The Hong Kong Alliance in Support of Patriotic and Democratic Movements of China that organizes the annual vigil called on people to light candles at 8 p.m. local time and planned to livestream the commemorations on its website.
Alliance Chairman Lee Cheuk-yan and several other members of the Hong Kong Alliance gathered at Victoria Park at 6:30 p.m., dressed in black shirts with the Chinese characters for “truth” emblazoned on the front. They lit candles and urged the public to do the same later on to mourn victims of the massacre and show their support for the democratic cause in China.
Lee then led the group of about 15 members in a candlelit procession around the park, shouting slogans including, “Stand with Hong Kong.”
“We have been doing this for 30 years, we have the right to do this, this is a peaceful procession,” he said, stating that it would be “absurd” if this behavior is criminalized.
The group later removed one of the barricades surrounding the park, and entered it to continue their procession.
Also on Thursday, the Hong Kong legislature passed a law making it a crime to disrespect China’s national anthem.
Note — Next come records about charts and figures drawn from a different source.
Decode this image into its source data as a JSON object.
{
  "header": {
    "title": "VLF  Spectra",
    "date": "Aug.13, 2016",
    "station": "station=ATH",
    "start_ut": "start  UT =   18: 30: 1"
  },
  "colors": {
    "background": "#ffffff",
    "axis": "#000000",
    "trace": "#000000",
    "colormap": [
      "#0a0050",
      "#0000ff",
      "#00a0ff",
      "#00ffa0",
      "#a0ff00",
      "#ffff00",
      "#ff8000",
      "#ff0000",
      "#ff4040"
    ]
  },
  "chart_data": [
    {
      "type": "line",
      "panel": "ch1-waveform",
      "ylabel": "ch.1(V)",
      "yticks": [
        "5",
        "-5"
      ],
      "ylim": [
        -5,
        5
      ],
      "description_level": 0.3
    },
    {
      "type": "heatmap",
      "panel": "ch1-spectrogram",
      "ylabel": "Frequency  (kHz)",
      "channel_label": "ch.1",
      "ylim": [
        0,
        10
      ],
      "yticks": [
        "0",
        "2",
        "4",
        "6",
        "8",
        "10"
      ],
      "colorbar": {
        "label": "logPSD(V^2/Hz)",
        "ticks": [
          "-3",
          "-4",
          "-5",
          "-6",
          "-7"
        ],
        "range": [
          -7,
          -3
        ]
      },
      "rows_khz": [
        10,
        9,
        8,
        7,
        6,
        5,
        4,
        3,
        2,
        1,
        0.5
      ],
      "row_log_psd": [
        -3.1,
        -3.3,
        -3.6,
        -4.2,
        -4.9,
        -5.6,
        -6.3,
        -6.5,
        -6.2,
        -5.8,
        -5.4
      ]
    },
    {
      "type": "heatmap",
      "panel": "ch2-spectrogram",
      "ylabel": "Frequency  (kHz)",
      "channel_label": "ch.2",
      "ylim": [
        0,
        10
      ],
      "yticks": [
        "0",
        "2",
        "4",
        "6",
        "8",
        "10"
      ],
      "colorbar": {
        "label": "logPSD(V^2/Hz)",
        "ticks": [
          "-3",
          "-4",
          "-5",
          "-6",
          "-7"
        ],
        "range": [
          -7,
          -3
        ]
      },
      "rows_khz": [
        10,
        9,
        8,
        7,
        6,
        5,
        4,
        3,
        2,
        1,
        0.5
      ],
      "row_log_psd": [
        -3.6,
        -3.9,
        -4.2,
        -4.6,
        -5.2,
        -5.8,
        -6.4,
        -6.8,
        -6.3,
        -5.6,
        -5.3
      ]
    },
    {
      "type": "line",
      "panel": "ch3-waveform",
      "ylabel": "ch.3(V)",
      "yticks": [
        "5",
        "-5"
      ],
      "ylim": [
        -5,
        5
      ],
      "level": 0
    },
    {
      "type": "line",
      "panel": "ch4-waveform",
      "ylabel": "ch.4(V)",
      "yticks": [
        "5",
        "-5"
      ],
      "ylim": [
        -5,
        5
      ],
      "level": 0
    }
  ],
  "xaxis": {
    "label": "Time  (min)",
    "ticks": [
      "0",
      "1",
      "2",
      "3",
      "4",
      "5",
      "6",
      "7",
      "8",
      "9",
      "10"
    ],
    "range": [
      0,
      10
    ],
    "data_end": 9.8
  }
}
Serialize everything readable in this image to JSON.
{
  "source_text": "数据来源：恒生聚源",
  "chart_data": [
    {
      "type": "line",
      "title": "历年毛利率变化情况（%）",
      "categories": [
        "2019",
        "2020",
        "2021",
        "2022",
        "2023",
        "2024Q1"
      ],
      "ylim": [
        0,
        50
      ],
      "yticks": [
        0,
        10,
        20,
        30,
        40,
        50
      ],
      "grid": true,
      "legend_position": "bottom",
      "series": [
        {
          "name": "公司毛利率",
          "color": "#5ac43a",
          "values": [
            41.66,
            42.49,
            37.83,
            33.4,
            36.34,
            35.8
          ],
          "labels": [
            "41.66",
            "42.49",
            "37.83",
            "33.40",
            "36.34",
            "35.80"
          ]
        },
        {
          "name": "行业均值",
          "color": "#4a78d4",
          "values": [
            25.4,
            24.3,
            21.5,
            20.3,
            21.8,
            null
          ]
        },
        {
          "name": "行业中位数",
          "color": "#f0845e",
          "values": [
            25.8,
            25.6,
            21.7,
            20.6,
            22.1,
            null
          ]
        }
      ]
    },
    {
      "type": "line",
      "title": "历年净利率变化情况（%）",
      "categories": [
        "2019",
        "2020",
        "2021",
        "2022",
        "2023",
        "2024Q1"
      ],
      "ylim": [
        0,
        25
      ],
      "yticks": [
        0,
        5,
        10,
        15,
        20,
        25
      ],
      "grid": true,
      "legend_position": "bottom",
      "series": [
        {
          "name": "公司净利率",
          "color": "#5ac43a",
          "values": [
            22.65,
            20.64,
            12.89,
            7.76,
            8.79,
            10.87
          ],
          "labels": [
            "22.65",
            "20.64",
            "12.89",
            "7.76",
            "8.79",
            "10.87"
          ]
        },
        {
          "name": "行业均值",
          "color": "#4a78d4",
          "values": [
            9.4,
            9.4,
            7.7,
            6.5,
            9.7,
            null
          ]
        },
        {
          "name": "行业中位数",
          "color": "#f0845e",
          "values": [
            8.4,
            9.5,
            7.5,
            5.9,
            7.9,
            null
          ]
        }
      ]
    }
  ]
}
The pro-democracy opposition, which sees the law as an infringement of freedom of expression, boycotted the vote.
“The Hong Kong government tried to please or show loyalty to Beijing and ban our gathering even before the national security law comes in. But we are determined,” Lee said at a kiosk set up by the group to distribute flyers in the busy Causeway Bay shopping district near the park.
“The ban comes amid an alarming acceleration of attacks on the autonomy of Hong Kong and the undermining of the rights and freedoms of the Hong Kong people guaranteed under Hong Kong and international law,” Sharon Hom, executive director of Human Rights in China, said in a statement.
Other vigils, virtual and otherwise, were planned elsewhere, including in Taiwan, the self-ruled island democracy whose government called again this year for Beijing to own up to the facts of the crackdown.
U.S. Secretary of State Mike Pompeo tweeted criticism of China and Hong Kong for banning the vigil earlier this week before meeting with a group of Tiananmen Square survivors at the State Department.
Zhao, the Foreign Ministry spokesperson, said, “We urge the U.S. to abandon ideological prejudice, correct mistakes and stop interfering in China’s internal affairs in any form.”
China has released the last of those arrested for directly taking part in the Tiananmen demonstrations, but others who seek to commemorate them have been rearrested for continuing their activism.
They include Huang Qi, founder of the website 64 Tianwang that sought to expose official wrongdoing. Reportedly in failing health, he is serving a 12-year sentence after being convicted of leaking state secrets abroad.
By Zen Soo and Ken Moritsugu for The Associated Press. Associated Press video journalist Taijing Wu in Taipei, Taiwan, contributed.